Nesta terça-feira, 23, após a aprovação do super ferido no Estado, o presidente da Alerj, deputado estadual André Ceciliano (PT), recebeu uma comitiva de prefeitos da região para discutir os impactos da medida do governo estadual em suas cidades.

Entre os representantes da região estava o prefeito de Campos dos Goytacazes, Wladimir Garotinho (PSD), que disse entender a medida, mas que também cobrou ações do governo estadual para impedir o aumento de visitantes nas cidades do interior do Estado, principalmente as de maior apelo turístico, como as da Região dos Lagos e do Norte Fluminense.

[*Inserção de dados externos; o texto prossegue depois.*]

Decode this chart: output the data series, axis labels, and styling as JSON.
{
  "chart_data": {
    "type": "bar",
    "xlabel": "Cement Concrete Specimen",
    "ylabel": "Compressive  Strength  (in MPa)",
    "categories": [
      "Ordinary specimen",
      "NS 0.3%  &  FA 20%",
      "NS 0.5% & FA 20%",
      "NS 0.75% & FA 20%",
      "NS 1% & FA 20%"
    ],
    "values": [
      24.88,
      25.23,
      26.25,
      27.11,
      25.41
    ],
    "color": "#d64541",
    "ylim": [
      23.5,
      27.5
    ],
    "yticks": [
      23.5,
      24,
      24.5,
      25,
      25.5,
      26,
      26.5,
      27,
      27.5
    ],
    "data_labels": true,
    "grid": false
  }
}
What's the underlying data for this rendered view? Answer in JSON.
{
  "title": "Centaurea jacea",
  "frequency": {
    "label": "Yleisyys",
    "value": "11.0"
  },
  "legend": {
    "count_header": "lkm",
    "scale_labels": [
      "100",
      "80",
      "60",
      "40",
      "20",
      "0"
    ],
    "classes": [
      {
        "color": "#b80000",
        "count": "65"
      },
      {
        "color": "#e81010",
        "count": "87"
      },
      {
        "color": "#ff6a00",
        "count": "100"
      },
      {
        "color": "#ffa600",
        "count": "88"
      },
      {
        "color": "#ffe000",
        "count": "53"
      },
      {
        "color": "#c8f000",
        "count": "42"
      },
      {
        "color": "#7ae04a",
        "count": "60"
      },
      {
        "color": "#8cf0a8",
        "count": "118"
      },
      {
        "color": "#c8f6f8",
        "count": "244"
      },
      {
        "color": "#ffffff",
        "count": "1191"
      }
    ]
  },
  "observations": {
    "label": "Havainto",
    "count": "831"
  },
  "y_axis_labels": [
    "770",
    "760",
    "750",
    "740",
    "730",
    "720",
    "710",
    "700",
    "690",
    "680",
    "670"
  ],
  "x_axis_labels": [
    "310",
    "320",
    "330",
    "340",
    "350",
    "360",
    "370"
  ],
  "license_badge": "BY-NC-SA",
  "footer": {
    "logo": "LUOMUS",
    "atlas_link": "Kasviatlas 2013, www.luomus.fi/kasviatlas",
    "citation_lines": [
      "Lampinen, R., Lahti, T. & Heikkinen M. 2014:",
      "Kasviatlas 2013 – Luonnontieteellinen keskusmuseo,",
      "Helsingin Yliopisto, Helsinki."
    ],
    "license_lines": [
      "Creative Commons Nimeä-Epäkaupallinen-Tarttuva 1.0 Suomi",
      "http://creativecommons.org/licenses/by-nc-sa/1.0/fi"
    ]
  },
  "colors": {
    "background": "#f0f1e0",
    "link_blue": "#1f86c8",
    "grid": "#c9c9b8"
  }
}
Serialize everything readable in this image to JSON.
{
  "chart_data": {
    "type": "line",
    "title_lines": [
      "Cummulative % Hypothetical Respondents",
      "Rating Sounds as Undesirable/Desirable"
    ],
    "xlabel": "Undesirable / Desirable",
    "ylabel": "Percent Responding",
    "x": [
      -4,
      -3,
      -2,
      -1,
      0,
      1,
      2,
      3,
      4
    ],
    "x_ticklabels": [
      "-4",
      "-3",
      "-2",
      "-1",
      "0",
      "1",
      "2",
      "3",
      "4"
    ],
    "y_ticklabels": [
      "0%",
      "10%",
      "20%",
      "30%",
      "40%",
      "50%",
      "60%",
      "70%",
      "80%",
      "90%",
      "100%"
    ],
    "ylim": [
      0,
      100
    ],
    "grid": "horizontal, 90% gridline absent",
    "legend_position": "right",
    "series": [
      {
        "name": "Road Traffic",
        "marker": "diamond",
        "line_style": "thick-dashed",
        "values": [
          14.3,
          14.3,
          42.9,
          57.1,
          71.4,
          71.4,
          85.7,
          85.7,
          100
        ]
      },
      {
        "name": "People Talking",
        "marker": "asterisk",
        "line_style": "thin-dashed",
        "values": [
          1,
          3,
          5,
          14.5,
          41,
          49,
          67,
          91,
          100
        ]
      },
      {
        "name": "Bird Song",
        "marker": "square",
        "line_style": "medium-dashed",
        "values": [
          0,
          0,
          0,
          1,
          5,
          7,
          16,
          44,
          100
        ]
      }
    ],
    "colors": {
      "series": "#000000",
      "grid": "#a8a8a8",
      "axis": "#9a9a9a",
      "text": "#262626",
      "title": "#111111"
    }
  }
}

“Nós compreendemos o objetivo do decreto do Governo do Estado, que cria o ‘super feriado’ para conter as aglomerações, mas se não for adotada alguma medida estratégica para evitar os deslocamentos em massa das cidades da região do Grande Rio para as cidades do interior, principalmente para as praias, provocando efeito contrário que é o de evitar aglomerações. São em ambientes com muitas pessoas que o vírus se espalha, contaminando muita gente. Precisamos da compreensão das pessoas e do apoio e da ajuda do Governo do Estado para ter esse suporte necessário para conter os deslocamentos em massa entre as cidades neste feriado prolongado. Do contrário, não adianta alugar mais leitos de UTI (Unidade de Tratamento Intensivo), contratar mais médicos e sair em busca de medicamentos de UTI, porque cada vez mais teremos muita gente em estado grave precisando de UTI”, pontuou o prefeito de Campos.

Também presente ao encontro na Alerj, a prefeita de São João da Barra, Carla Machado (PP), preferiu não esperar a ajuda do Estado e decretou confinamento na cidade a partir desta quarta-feira, 24, até o final do super ferido, no próximo dia 4 de abril.

Entre as principais medidas estão, o limite de horário entre 5h e 18h para atendimento presencial dos estabelecimentos comerciais e de serviços considerados essenciais, e a proibição de circulação de pessoas em ruas, praças e demais espaços públicos de uso comum entre 22h e 5h.

Outra representante da região que esteve na reunião com o presidente da Alerj, a prefeita de Quissamã, Fátima Pacheco (DEM), também participou de uma reunião regional com o Ministério Público do Estado do Rio (MPRJ), que recomendou isolamento social maior, com alterações de funcionamento das atividades econômicas não essenciais e que provocam aglomerações.

“O país passa pelo momento mais complicado desde o início da pandemia. É uma decisão difícil, mas essencial nesta situação, pois cada vida importa. A gravidade é tão grande que recebemos, assim como os outros municípios do Norte Fluminense, um documento do Ministério Público recomendando medidas mais restritivas. Peço a compreensão da população de Quissamã, pois só assim vamos sair dessa situação difícil. E não podemos deixar de ressaltar que todos devem cumprir as medidas dos decretos e também devem adotar ações básicas do nosso dia a dia, como usar máscaras, evitar aglomerações e lavar as mãos com água e sabão ou higienizar com água e sabão”, defendeu Fátima Pacheco.

A reunião com o presidente da Alerj contou ainda com a presença dos prefeitos de São Francisco de Itabapoana, Francimara (SOLIDARIEDADE), e de São Fidélis, Amarildo do Hospital (SOLIDARIEDADE), além do secretário adjunto de Relações Institucionais de Macaé, Alexandre Cruz.